Though keeping track will help you see where your day went, it’s also essential to feel like you’ve accomplished something. At home, we’re not seeing the product of our work live in the world. And that disconnect, paired with a never ending inbox, and it’s easy to feel like you’re on a hamster wheel at home.

  • Make lists and cross that shit off. For real. Write down notes and to-do’s on paper, phone, iPad. Then enjoy the sensation of scratching, scribbling, checkmarking or crossing out items one by one.
  • Try project management software like Trello, Asana, Monday or ProofHub to create more involved lists
  • You can have personal lists, shared lists to keep you accountable or a combination of both

Find Your Online Sesh Space

Find Your Online Cannafam

While Social Media has been spotty for the cannabis industry, with account and content takedowns, there are still thriving pockets of cannabis communities across the web on Twitter, Instagram and LinkedIn. For more focused ‘social life’ and network, check out some of the many cannabis organizations bringing the community together online.

What’s Your Virtual Sesh Style?

If you’re missing the connection and ritual of smoking with friends, or the gateway to new relationships with a friendly puff and pass at events, there are social-distancing approved ways to virtually come together.

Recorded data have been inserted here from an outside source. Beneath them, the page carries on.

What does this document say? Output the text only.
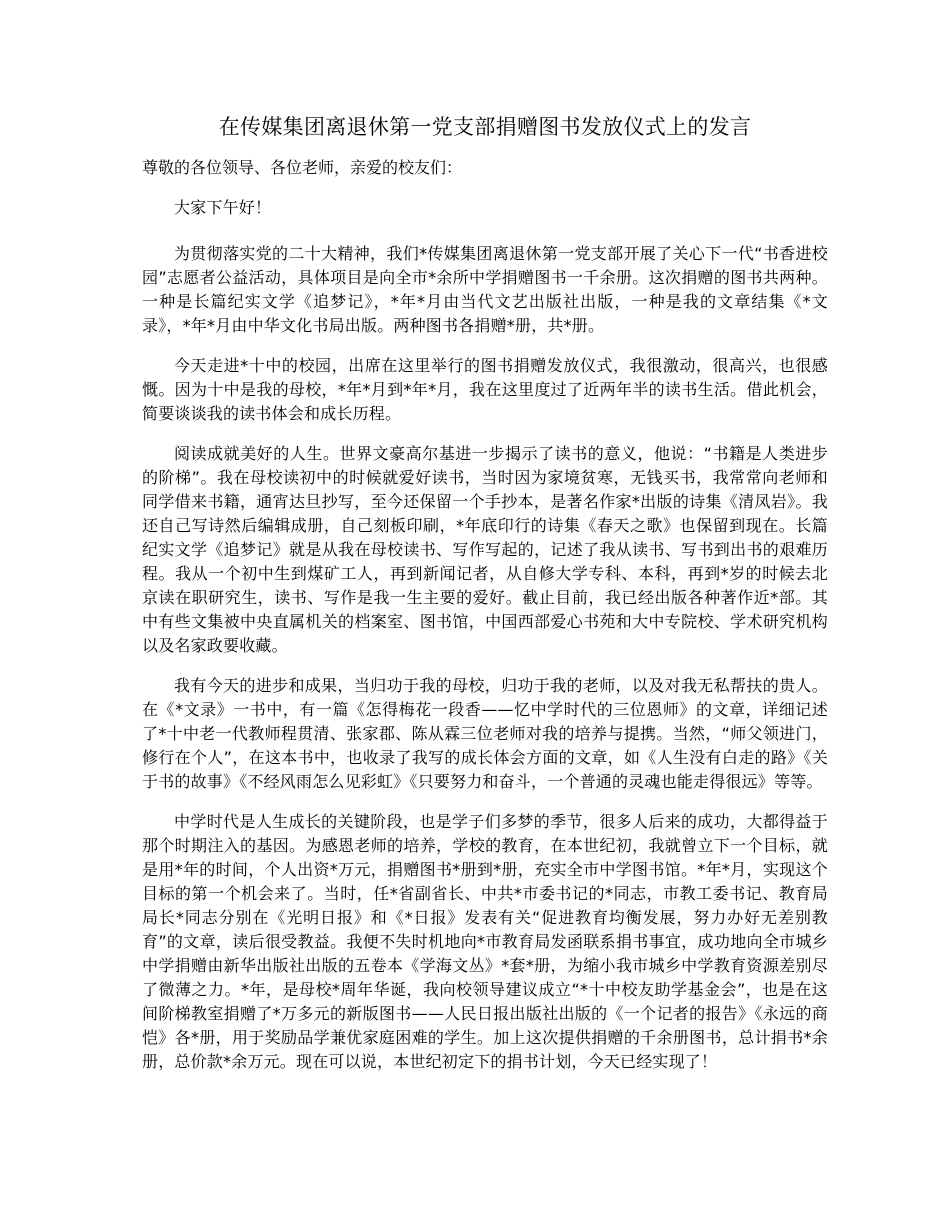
在传媒集团离退休第一党支部捐赠图书发放仪式上的发言

尊敬的各位领导、各位老师，亲爱的校友们：

大家下午好！

为贯彻落实党的二十大精神，我们*传媒集团离退休第一党支部开展了关心下一代“书香进校园”志愿者公益活动，具体项目是向全市*余所中学捐赠图书一千余册。这次捐赠的图书共两种。一种是长篇纪实文学《追梦记》，*年*月由当代文艺出版社出版，一种是我的文章结集《*文录》，*年*月由中华文化书局出版。两种图书各捐赠*册，共*册。

今天走进*十中的校园，出席在这里举行的图书捐赠发放仪式，我很激动，很高兴，也很感慨。因为十中是我的母校，*年*月到*年*月，我在这里度过了近两年半的读书生活。借此机会，简要谈谈我的读书体会和成长历程。

阅读成就美好的人生。世界文豪高尔基进一步揭示了读书的意义，他说：“书籍是人类进步的阶梯”。我在母校读初中的时候就爱好读书，当时因为家境贫寒，无钱买书，我常常向老师和同学借来书籍，通宵达旦抄写，至今还保留一个手抄本，是著名作家*出版的诗集《清凤岩》。我还自己写诗然后编辑成册，自己刻板印刷，*年底印行的诗集《春天之歌》也保留到现在。长篇纪实文学《追梦记》就是从我在母校读书、写作写起的，记述了我从读书、写书到出书的艰难历程。我从一个初中生到煤矿工人，再到新闻记者，从自修大学专科、本科，再到*岁的时候去北京读在职研究生，读书、写作是我一生主要的爱好。截止目前，我已经出版各种著作近*部。其中有些文集被中央直属机关的档案室、图书馆，中国西部爱心书苑和大中专院校、学术研究机构以及名家政要收藏。

我有今天的进步和成果，当归功于我的母校，归功于我的老师，以及对我无私帮扶的贵人。在《*文录》一书中，有一篇《怎得梅花一段香——忆中学时代的三位恩师》的文章，详细记述了*十中老一代教师程贯清、张家郡、陈从霖三位老师对我的培养与提携。当然，“师父领进门，修行在个人”，在这本书中，也收录了我写的成长体会方面的文章，如《人生没有白走的路》《关于书的故事》《不经风雨怎么见彩虹》《只要努力和奋斗，一个普通的灵魂也能走得很远》等等。

中学时代是人生成长的关键阶段，也是学子们多梦的季节，很多人后来的成功，大都得益于那个时期注入的基因。为感恩老师的培养，学校的教育，在本世纪初，我就曾立下一个目标，就是用*年的时间，个人出资*万元，捐赠图书*册到*册，充实全市中学图书馆。*年*月，实现这个目标的第一个机会来了。当时，任*省副省长、中共*市委书记的*同志，市教工委书记、教育局局长*同志分别在《光明日报》和《*日报》发表有关“促进教育均衡发展，努力办好无差别教育”的文章，读后很受教益。我便不失时机地向*市教育局发函联系捐书事宜，成功地向全市城乡中学捐赠由新华出版社出版的五卷本《学海文丛》*套*册，为缩小我市城乡中学教育资源差别尽了微薄之力。*年，是母校*周年华诞，我向校领导建议成立“*十中校友助学基金会”，也是在这间阶梯教室捐赠了*万多元的新版图书——人民日报出版社出版的《一个记者的报告》《永远的商恺》各*册，用于奖励品学兼优家庭困难的学生。加上这次提供捐赠的千余册图书，总计捐书*余册，总价款*余万元。现在可以说，本世纪初定下的捐书计划，今天已经实现了！
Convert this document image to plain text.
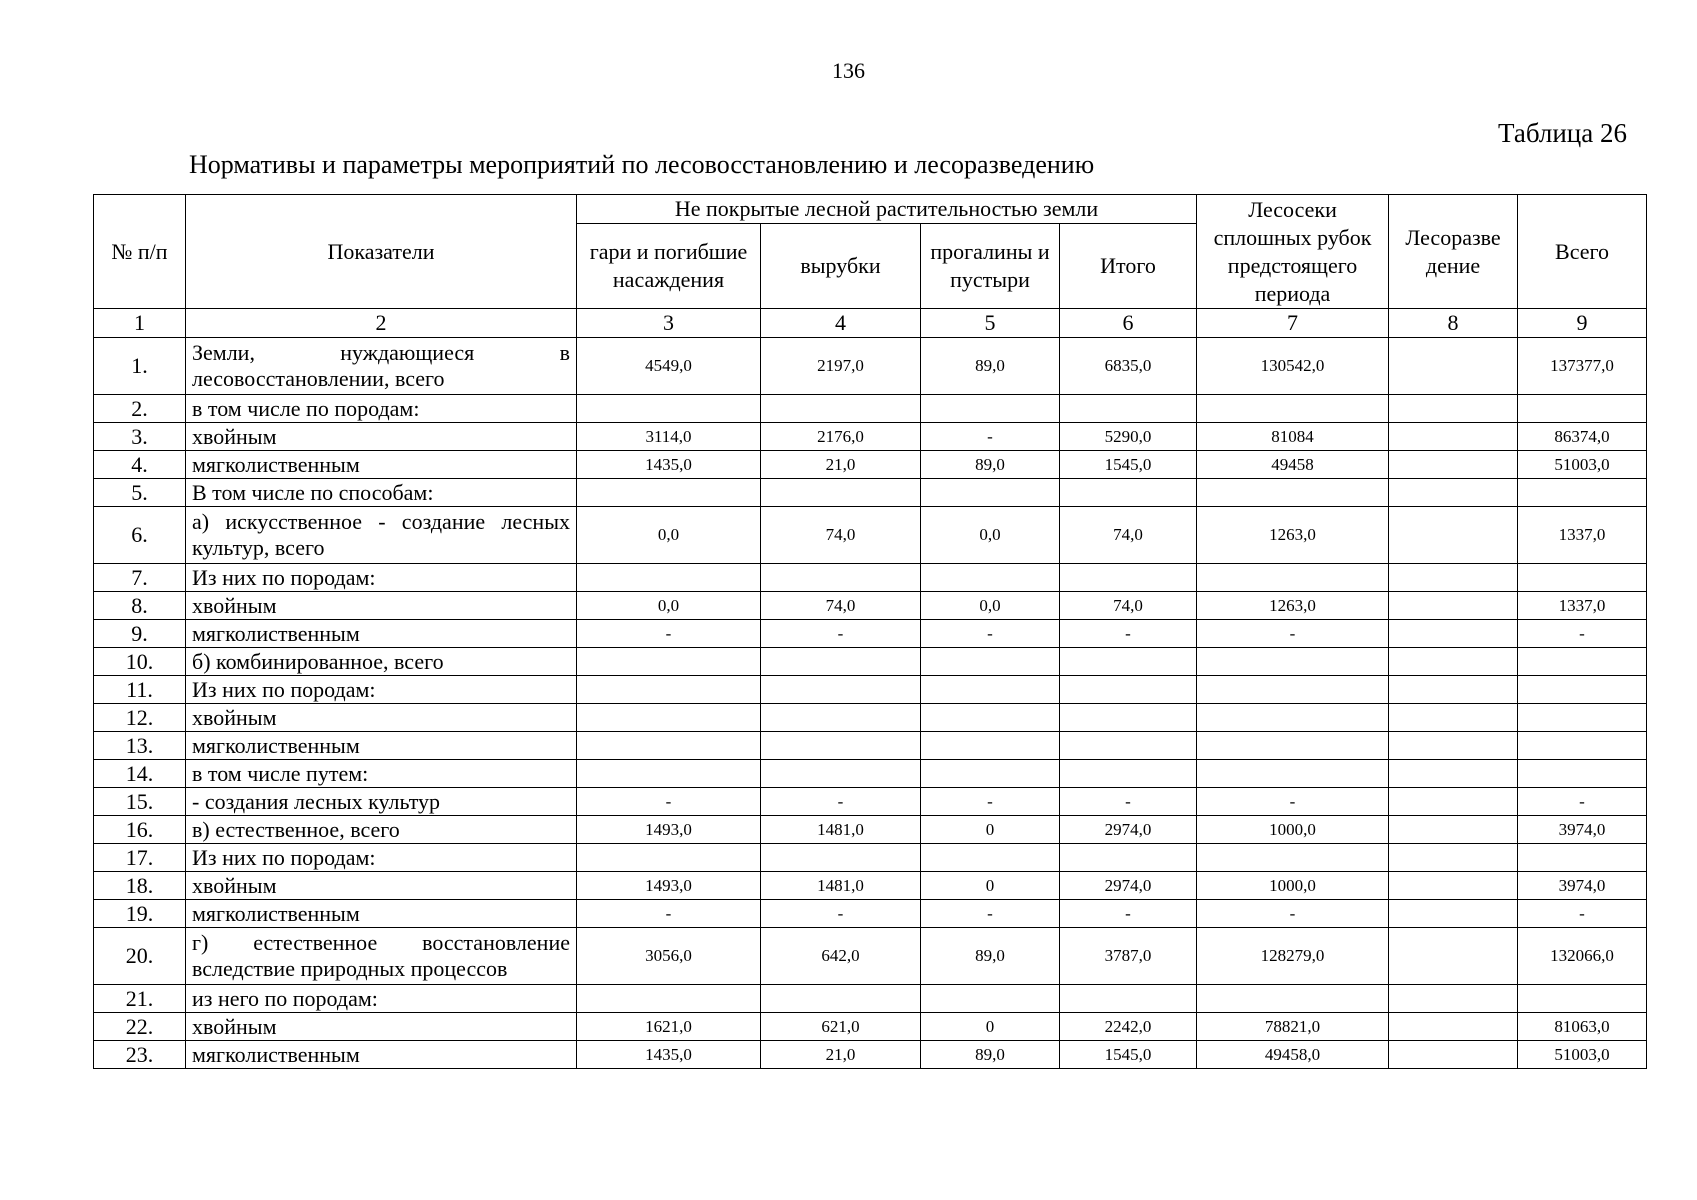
136
Таблица 26
Нормативы и параметры мероприятий по лесовосстановлению и лесоразведению
№ п/п	Показатели	Не покрытые лесной растительностью земли				Лесосеки сплошных рубок предстоящего периода	Лесоразве дение	Всего
		гари и погибшие насаждения	вырубки	прогалины и пустыри	Итого			
1	2	3	4	5	6	7	8	9
1.	Земли, нуждающиеся в лесовосстановлении, всего	4549,0	2197,0	89,0	6835,0	130542,0		137377,0
2.	в том числе по породам:							
3.	хвойным	3114,0	2176,0	-	5290,0	81084		86374,0
4.	мягколиственным	1435,0	21,0	89,0	1545,0	49458		51003,0
5.	В том числе по способам:							
6.	а) искусственное - создание лесных культур, всего	0,0	74,0	0,0	74,0	1263,0		1337,0
7.	Из них по породам:							
8.	хвойным	0,0	74,0	0,0	74,0	1263,0		1337,0
9.	мягколиственным	-	-	-	-	-		-
10.	б) комбинированное, всего							
11.	Из них по породам:							
12.	хвойным							
13.	мягколиственным							
14.	в том числе путем:							
15.	- создания лесных культур	-	-	-	-	-		-
16.	в) естественное, всего	1493,0	1481,0	0	2974,0	1000,0		3974,0
17.	Из них по породам:							
18.	хвойным	1493,0	1481,0	0	2974,0	1000,0		3974,0
19.	мягколиственным	-	-	-	-	-		-
20.	г) естественное восстановление вследствие природных процессов	3056,0	642,0	89,0	3787,0	128279,0		132066,0
21.	из него по породам:							
22.	хвойным	1621,0	621,0	0	2242,0	78821,0		81063,0
23.	мягколиственным	1435,0	21,0	89,0	1545,0	49458,0		51003,0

  • Online meet-ups aren’t the chat rooms of yore. Many organizations and communities are holding video meet-ups on Zoom for smoking, learning, networking and more.
  • Tokeativity has a calendar of virtual networking and mindful moment events, with many of their local events switching to online attendance.
  • Attending an online conference may not be the same as wandering an expo in-person, but there’s still a lot of value in hearing the latest news straight from the experts, asking questions through instant message, and connecting with others about it on social.
  • Experiment to find your comfortable combination of connection spaces, and how often you can engage.
  • Don’t be a dick. Be the same kind, empathetic human being as you would in real life. Even though you may be reacting to a picture and some words on a screen, remember there’s (usually) a human being on the other end of that account.

Add a Little Variety

Keep Your Brain Refreshed

Research has again and again has confirmed the importance of downtime to give your brain a break. Not to mention, the best ideas seem to pop up when you’re not thinking about them at all — like in the shower or folding laundry. But by adding something new to the mix, you’re able to keep life interesting even if you’re in the same spot for a long period of time.

  • Bring a little bit of nature inside through small potted plants and windowsill herb gardens
  • Video games and puzzles on your phone can give your brain a new challenge to redirect restlessness
Exercise Your Beautiful Eyes

Inside, we have screens in our face and are looking at things in pretty short range. Be sure you’re taking regular breaks to ease the strain on eye muscles to avoid headaches and trashing your vision.

  • Regularly look outside or at far away objects to give your eyes a screen break
  • Like, right now. Go look at something beautiful outside and stay well.